Classify by Deep Learning
Functional Overview
This function uses a deep learning segmentation model to classify point cloud data, suitable for uav (unmanned aerial vehicle) data, mountainous or rural scenes. Now supports 2 categories: vegetation, buildings. Developed based on a sparse convolutional model, the algorithm ensures high efficiency while bringing better detail performance.
Usage
Click onClassification > Classify by Deep Learning
Parameters Settings
- Data to be processed: Select single or multiple data loaded in the software.
- From Class: You can select the category that needs to be classified, and the unselected category will not be covered by the model classification result, which is especially effective when there are some fine categories in the data.
- Sence:Choose Urban or Rural sence, to use different deep learning model.

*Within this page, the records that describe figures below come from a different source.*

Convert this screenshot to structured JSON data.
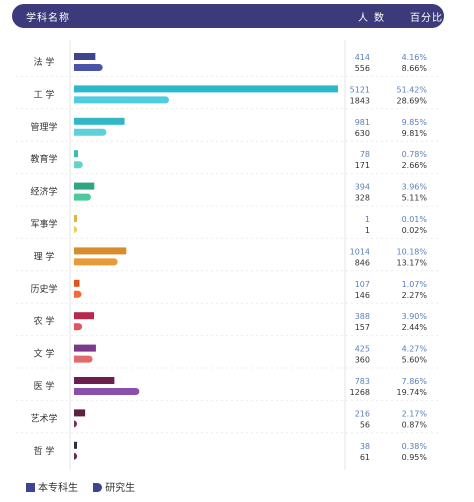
{
  "header": {
    "name": "学科名称",
    "count": "人数",
    "pct": "百分比"
  },
  "legend": {
    "s1": "本专科生",
    "s2": "研究生"
  },
  "chart_data": {
    "type": "bar",
    "orientation": "horizontal",
    "title": "",
    "categories": [
      "法 学",
      "工 学",
      "管理学",
      "教育学",
      "经济学",
      "军事学",
      "理 学",
      "历史学",
      "农 学",
      "文 学",
      "医 学",
      "艺术学",
      "哲 学"
    ],
    "series": [
      {
        "name": "本专科生",
        "values": [
          414,
          5121,
          981,
          78,
          394,
          1,
          1014,
          107,
          388,
          425,
          783,
          216,
          38
        ],
        "percents": [
          "4.16%",
          "51.42%",
          "9.85%",
          "0.78%",
          "3.96%",
          "0.01%",
          "10.18%",
          "1.07%",
          "3.90%",
          "4.27%",
          "7.86%",
          "2.17%",
          "0.38%"
        ]
      },
      {
        "name": "研究生",
        "values": [
          556,
          1843,
          630,
          171,
          328,
          1,
          846,
          146,
          157,
          360,
          1268,
          56,
          61
        ],
        "percents": [
          "8.66%",
          "28.69%",
          "9.81%",
          "2.66%",
          "5.11%",
          "0.02%",
          "13.17%",
          "2.27%",
          "2.44%",
          "5.60%",
          "19.74%",
          "0.87%",
          "0.95%"
        ]
      }
    ],
    "colors": [
      [
        "#3d4590",
        "#4b55a8"
      ],
      [
        "#2bb8cc",
        "#4fcde0"
      ],
      [
        "#33b7c4",
        "#5dd0dc"
      ],
      [
        "#3cbcb8",
        "#62d3cc"
      ],
      [
        "#2fa77c",
        "#50c99a"
      ],
      [
        "#e6b63b",
        "#f0c75a"
      ],
      [
        "#d88b2c",
        "#e99a38"
      ],
      [
        "#e0531f",
        "#f06b35"
      ],
      [
        "#b8284a",
        "#e0555e"
      ],
      [
        "#7a3a8c",
        "#e36a6a"
      ],
      [
        "#6b1f4e",
        "#8a4fa8"
      ],
      [
        "#5c2148",
        "#7b2e55"
      ],
      [
        "#2f2848",
        "#6e2a4a"
      ]
    ]
  }
}
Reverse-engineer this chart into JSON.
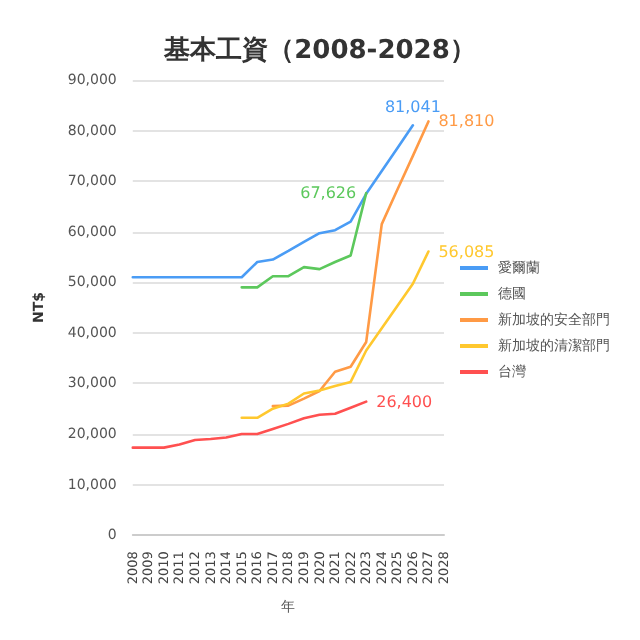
{
  "chart_data": {
    "type": "line",
    "title": "基本工資（2008-2028）",
    "xlabel": "年",
    "ylabel": "NT$",
    "categories": [
      "2008",
      "2009",
      "2010",
      "2011",
      "2012",
      "2013",
      "2014",
      "2015",
      "2016",
      "2017",
      "2018",
      "2019",
      "2020",
      "2021",
      "2022",
      "2023",
      "2024",
      "2025",
      "2026",
      "2027",
      "2028"
    ],
    "ylim": [
      0,
      90000
    ],
    "yticks": [
      {
        "value": 0,
        "label": "0"
      },
      {
        "value": 10000,
        "label": "10,000"
      },
      {
        "value": 20000,
        "label": "20,000"
      },
      {
        "value": 30000,
        "label": "30,000"
      },
      {
        "value": 40000,
        "label": "40,000"
      },
      {
        "value": 50000,
        "label": "50,000"
      },
      {
        "value": 60000,
        "label": "60,000"
      },
      {
        "value": 70000,
        "label": "70,000"
      },
      {
        "value": 80000,
        "label": "80,000"
      },
      {
        "value": 90000,
        "label": "90,000"
      }
    ],
    "grid": "y",
    "legend": "right",
    "marker": "none",
    "line_style": "solid",
    "series": [
      {
        "name": "愛爾蘭",
        "color": "#4a9cf5",
        "values": [
          51000,
          51000,
          51000,
          51000,
          51000,
          51000,
          51000,
          51000,
          54000,
          54500,
          56200,
          58000,
          59700,
          60300,
          62000,
          67500,
          72000,
          76500,
          81041,
          null,
          null
        ],
        "value_labels": [
          null,
          null,
          null,
          null,
          null,
          null,
          null,
          null,
          null,
          null,
          null,
          null,
          null,
          null,
          null,
          null,
          null,
          null,
          "81,041",
          null,
          null
        ]
      },
      {
        "name": "德國",
        "color": "#5cc85c",
        "values": [
          null,
          null,
          null,
          null,
          null,
          null,
          null,
          49000,
          49000,
          51200,
          51200,
          53000,
          52600,
          54000,
          55300,
          67626,
          null,
          null,
          null,
          null,
          null
        ],
        "value_labels": [
          null,
          null,
          null,
          null,
          null,
          null,
          null,
          null,
          null,
          null,
          null,
          null,
          null,
          null,
          null,
          "67,626",
          null,
          null,
          null,
          null,
          null
        ]
      },
      {
        "name": "新加坡的安全部門",
        "color": "#ff9a45",
        "values": [
          null,
          null,
          null,
          null,
          null,
          null,
          null,
          null,
          null,
          25500,
          25600,
          27000,
          28500,
          32300,
          33300,
          38200,
          61500,
          68300,
          75000,
          81810,
          null
        ],
        "value_labels": [
          null,
          null,
          null,
          null,
          null,
          null,
          null,
          null,
          null,
          null,
          null,
          null,
          null,
          null,
          null,
          null,
          null,
          null,
          null,
          "81,810",
          null
        ]
      },
      {
        "name": "新加坡的清潔部門",
        "color": "#ffc82e",
        "values": [
          null,
          null,
          null,
          null,
          null,
          null,
          null,
          23200,
          23200,
          25000,
          26000,
          28000,
          28600,
          29500,
          30300,
          36500,
          40900,
          45300,
          49700,
          56085,
          null
        ],
        "value_labels": [
          null,
          null,
          null,
          null,
          null,
          null,
          null,
          null,
          null,
          null,
          null,
          null,
          null,
          null,
          null,
          null,
          null,
          null,
          null,
          "56,085",
          null
        ]
      },
      {
        "name": "台灣",
        "color": "#ff5050",
        "values": [
          17300,
          17300,
          17300,
          17900,
          18800,
          19000,
          19300,
          20000,
          20000,
          21000,
          22000,
          23100,
          23800,
          24000,
          25200,
          26400,
          null,
          null,
          null,
          null,
          null
        ],
        "value_labels": [
          null,
          null,
          null,
          null,
          null,
          null,
          null,
          null,
          null,
          null,
          null,
          null,
          null,
          null,
          null,
          "26,400",
          null,
          null,
          null,
          null,
          null
        ]
      }
    ]
  }
}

- Classify xx: Check to enable this category, you can select the number corresponding to this category.
- Height Above Ground: Select the ground point of category 2 as the reference ground point and fill in the ground height. This parameter can effectively prevent the ground point from being wrongly classified as a building.
- Use GPU:Using GPU acceleration to improve the performance of classification.
Note: The output of this function will overwrite the original data file, users who need it should back up the data by themselves. Due to limited training data scenarios, deep learning models may perform poorly on certain scenarios and certain types of data.